Quick takes: Insider trading at BP, Citigroup and Maxine Waters
The story: SEC investigating insider trading at BP
"U.S. securities regulators are investigating whether people may have illegally profited from trading on nonpublic information at BP Plc in the weeks and months following the disastrous Gulf of Mexico oil spill, two sources familiar with the investigation said on Monday.
The U.S. Securities and Exchange Commission is also investigating whether BP properly disclosed information on risks related to its deepwater oil operations in the Gulf of Mexico, one of the sources said."
The takeaway: It's no surprise the SEC, and every other regulator, is taking a look at just about everything going on inside BP. The oil giant had previously disclosed a securities probe.
The story: Citigroup settlement punishes shareholders
"Who is paying that $75 million fine? The answer is Citigroup's shareholders -- the same people who were arguably defrauded by its failure to disclose its exposure to subprime mortgages in the first place. And that means you and I are liable, too. Taxpayers own 18 percent of the company."
Who: Andrew Ross Sorkin
The takeaway: No question that the Citigroup settlement, along with other settlements with Wall Street banks this year, raises questions about the effectiveness of penalizing companies. But Sorkin doesn't discuss how the effect of the sanctions are often much bigger than the price tag.

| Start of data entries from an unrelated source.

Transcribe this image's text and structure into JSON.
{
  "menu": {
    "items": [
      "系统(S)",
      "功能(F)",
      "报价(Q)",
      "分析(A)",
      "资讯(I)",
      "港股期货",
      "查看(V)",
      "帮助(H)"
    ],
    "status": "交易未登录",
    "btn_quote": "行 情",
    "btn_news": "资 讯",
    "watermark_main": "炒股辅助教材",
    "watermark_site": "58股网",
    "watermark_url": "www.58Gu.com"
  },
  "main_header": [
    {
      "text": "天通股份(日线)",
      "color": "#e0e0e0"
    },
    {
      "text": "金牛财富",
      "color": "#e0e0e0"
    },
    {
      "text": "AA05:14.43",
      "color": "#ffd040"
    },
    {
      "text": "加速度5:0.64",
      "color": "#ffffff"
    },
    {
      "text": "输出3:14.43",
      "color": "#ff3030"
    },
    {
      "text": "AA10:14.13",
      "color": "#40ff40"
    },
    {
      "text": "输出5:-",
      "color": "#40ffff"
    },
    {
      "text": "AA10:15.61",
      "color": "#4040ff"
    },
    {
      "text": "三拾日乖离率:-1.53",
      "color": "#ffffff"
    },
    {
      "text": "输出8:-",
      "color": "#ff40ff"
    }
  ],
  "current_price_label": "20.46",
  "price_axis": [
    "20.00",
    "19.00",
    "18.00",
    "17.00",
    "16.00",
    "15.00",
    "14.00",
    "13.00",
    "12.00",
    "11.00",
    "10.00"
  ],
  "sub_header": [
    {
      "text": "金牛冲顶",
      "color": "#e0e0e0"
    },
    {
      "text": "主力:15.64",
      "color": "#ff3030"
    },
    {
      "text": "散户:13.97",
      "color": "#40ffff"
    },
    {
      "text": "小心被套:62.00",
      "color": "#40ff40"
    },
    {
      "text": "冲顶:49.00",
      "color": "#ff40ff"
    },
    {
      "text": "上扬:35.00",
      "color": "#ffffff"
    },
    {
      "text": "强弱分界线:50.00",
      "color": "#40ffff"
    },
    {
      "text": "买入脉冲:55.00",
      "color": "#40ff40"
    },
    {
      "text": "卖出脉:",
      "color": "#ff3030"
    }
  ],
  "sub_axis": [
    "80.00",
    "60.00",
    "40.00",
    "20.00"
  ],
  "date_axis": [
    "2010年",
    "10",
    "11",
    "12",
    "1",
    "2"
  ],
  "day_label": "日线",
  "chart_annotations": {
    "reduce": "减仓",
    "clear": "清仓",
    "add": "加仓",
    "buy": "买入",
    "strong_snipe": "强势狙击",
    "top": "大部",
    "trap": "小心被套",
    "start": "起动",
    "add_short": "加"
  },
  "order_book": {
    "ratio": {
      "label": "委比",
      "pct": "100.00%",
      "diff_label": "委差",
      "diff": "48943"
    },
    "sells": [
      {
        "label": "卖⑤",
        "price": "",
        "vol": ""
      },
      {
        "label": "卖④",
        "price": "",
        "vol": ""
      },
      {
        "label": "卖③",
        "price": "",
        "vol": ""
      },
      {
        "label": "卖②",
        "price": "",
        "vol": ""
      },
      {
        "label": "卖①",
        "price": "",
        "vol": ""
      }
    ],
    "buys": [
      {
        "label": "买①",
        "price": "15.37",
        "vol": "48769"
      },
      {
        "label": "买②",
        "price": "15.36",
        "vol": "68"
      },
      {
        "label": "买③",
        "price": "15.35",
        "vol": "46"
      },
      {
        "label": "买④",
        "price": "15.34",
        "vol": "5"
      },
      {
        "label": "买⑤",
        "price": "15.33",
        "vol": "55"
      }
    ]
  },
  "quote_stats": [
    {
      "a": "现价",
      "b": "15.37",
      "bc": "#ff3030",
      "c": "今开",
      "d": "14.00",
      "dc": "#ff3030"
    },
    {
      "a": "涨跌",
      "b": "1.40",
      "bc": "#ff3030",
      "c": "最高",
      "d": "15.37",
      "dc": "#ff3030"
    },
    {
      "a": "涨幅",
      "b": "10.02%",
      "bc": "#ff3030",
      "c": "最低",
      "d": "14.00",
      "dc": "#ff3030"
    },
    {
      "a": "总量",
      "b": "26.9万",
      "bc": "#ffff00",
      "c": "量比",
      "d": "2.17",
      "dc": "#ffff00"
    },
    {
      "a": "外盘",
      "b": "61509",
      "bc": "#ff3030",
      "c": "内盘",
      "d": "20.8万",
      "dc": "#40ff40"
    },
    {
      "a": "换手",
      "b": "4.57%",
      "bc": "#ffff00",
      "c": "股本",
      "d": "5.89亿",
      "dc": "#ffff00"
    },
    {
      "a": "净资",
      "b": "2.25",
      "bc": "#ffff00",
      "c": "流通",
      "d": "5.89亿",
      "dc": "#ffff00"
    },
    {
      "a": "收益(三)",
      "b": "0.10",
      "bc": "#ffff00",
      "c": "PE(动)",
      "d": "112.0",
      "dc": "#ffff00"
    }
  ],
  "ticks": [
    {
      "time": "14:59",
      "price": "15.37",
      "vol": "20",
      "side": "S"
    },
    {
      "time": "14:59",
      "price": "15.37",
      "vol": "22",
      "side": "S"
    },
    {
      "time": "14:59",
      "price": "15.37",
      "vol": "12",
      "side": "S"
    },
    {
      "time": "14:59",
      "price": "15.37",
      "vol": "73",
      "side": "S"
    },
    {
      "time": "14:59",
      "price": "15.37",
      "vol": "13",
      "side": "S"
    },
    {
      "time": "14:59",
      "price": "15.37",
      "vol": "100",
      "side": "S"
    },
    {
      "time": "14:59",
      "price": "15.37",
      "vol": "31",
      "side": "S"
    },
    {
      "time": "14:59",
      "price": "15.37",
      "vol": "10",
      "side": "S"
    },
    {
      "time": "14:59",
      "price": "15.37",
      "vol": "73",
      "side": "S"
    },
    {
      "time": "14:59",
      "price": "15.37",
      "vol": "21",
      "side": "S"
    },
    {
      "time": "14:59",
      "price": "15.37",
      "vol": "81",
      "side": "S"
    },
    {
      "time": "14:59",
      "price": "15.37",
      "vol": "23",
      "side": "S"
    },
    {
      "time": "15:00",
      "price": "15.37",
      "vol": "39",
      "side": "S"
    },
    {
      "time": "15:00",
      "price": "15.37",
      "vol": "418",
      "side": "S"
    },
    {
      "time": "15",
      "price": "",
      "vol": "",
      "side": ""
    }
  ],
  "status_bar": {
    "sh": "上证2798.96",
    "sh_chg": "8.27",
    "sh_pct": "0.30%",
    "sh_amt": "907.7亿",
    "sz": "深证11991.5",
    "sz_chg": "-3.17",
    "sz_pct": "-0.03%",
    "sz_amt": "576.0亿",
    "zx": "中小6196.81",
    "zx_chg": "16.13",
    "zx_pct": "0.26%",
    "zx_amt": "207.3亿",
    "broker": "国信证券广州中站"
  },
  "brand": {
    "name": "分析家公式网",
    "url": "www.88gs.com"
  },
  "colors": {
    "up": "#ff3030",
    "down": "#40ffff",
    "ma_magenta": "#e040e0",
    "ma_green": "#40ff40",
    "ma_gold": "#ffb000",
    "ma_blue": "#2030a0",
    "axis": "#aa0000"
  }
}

The story: Waters probably broke ethics rules
"An ethics report released Monday found that Rep. Maxine Waters probably broke conflict-of-interest rules in urging federal aid for a bank where her husband had served on the board and owned hundreds of thousands of dollars in stock.
... The case revolves around Waters's role in arranging meetings between Treasury Department officials and executives of minority-owned OneUnited Bank and whether her intent was to broadly benefit minority-owned financial firms represented by the National Bankers Association (NBA) or simply to aid Boston-based OneUnited."
Who: Ben Pershing and Paul Kane, The Washington Post
The takeaway: Whether she's guilty or innocent, it's another illustration of the risks of politicization when the government gets involved in investing in the private sector.